The CFPB comments that it is “encouraged” that some banks are changing their overdraft and NSF programs and plans to evaluate how these changes are being implemented. It also comments “[m]any banks have yet to improve their practices.”
In addition to discussing “rent-a-bank schemes” in her keynote address last week at the Consumer Federation of America’s 2022 Consumer Assembly, CFPB Deputy Director Zixta Martinez discussed overdraft practices. Observing that “[o]verdraft practices can seem more like a maze than a service,” she commented:
As many consumers have learned, to correctly predict the occurrence of overdraft fees, customers must master the intricacies of an arcane payments system.
Banks penalize their customers based on intricate details, outside consumers’ control, such as the difference between authorization and settlement, the amount of time a credit may take to show up in the account, the use of one kind of balance over another for fee calculation purposes, or the order of transaction processing across different types of credit and debits. Even a savvy customer trying to shop for the best checking account would have a hard time parsing it all because she’d have to know the unknowable.

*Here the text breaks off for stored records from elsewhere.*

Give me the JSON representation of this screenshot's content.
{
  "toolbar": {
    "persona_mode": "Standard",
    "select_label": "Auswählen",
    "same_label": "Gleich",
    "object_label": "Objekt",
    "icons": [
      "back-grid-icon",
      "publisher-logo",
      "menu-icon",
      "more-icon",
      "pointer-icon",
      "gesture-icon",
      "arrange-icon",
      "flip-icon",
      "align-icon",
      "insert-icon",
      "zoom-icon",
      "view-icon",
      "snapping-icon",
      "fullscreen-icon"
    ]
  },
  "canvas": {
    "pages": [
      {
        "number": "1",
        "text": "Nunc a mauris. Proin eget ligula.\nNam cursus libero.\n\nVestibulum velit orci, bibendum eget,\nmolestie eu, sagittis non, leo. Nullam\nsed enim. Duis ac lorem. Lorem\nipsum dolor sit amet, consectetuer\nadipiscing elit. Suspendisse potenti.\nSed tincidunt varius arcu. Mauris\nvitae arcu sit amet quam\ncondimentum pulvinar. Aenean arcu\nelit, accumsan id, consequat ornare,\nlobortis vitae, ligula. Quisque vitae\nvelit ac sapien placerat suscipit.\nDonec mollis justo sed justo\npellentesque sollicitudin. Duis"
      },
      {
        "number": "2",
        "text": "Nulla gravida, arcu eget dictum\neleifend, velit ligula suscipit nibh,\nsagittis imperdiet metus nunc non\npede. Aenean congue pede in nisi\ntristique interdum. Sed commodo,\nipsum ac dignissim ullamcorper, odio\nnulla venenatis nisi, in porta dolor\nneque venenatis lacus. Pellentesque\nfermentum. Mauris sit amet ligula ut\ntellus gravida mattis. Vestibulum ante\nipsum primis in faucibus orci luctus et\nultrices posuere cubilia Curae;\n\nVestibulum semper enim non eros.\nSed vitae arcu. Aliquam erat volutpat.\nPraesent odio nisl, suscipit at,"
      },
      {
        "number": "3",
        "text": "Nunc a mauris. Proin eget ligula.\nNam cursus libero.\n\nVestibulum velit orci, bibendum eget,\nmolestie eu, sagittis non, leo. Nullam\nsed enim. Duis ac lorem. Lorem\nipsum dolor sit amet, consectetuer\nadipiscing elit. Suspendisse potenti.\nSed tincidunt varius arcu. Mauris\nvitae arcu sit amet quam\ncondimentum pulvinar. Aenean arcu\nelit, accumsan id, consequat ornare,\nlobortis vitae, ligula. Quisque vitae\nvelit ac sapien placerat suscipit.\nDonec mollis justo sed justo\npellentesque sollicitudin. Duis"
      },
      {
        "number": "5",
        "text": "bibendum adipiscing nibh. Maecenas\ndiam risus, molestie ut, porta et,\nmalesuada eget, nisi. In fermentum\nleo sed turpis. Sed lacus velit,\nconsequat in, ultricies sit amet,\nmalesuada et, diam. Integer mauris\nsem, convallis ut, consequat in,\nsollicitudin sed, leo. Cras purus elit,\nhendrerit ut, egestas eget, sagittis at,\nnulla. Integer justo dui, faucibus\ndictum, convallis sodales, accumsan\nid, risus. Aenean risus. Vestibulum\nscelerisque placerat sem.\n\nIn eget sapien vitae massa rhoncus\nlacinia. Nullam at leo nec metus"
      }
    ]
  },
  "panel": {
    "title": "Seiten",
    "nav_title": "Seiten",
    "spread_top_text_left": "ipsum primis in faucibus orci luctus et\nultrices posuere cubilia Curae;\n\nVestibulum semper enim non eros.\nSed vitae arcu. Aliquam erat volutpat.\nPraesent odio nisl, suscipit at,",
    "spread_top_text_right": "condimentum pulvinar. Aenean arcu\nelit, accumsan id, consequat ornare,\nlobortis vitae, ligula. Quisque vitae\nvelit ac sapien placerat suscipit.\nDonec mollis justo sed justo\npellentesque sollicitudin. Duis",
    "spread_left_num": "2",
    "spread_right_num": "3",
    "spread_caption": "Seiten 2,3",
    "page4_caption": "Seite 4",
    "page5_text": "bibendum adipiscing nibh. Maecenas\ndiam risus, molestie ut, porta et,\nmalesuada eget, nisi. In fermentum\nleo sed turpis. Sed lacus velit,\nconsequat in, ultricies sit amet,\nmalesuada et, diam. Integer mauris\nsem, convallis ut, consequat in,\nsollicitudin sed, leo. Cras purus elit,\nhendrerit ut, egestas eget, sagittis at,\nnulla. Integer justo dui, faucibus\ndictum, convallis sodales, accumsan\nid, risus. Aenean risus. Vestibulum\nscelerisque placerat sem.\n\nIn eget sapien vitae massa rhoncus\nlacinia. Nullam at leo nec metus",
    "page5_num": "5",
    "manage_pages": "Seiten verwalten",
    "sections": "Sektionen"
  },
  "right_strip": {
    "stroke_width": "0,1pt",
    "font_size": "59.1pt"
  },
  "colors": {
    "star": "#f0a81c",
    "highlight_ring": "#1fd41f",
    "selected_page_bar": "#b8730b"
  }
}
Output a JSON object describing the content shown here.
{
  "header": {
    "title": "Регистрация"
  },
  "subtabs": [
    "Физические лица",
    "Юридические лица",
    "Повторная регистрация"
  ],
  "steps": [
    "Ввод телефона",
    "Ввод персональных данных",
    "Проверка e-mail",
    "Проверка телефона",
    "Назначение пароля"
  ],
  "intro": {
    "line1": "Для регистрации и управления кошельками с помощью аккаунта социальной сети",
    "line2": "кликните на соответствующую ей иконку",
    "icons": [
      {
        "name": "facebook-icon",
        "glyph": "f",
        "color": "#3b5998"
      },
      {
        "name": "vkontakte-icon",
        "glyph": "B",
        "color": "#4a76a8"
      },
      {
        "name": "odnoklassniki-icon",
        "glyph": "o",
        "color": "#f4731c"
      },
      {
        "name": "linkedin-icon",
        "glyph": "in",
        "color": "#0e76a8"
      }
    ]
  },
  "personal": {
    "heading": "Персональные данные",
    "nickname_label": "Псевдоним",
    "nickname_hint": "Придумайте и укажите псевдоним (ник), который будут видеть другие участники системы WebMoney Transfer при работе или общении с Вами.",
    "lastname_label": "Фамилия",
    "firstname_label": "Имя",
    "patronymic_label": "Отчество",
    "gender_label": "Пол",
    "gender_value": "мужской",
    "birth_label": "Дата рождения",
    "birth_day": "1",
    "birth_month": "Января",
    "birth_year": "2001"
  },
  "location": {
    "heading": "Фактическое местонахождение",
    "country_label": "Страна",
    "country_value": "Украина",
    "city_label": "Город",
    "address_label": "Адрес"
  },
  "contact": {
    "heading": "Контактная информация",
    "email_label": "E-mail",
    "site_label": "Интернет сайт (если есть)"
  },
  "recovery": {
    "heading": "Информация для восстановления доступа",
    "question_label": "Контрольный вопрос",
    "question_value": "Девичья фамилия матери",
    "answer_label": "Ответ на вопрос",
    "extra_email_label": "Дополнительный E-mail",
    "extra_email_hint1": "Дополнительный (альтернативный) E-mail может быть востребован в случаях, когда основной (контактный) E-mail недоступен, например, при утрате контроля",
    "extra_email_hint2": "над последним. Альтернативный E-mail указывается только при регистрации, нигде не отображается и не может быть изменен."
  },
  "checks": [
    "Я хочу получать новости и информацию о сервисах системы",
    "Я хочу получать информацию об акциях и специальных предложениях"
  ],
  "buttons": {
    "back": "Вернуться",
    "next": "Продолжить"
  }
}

She characterized overdraft fees as fees that “challenge [consumers’] ability to remain banked.” According to Ms. Martinez, “Because overdraft fees heavily impact many consumers who are already struggling to stay afloat, the fees can drive them into involuntary account closures—and deeper into debt.” She stated that “[t]he market will not solve this failure [arising from anti-competitive behavior]on its own, and citing the CFPB’s commitment “to returning vigorous competition to this market,” stated that the CFPB “continue[s] to evaluate using the range of our tools to ensure the checking account market works well for consumers.”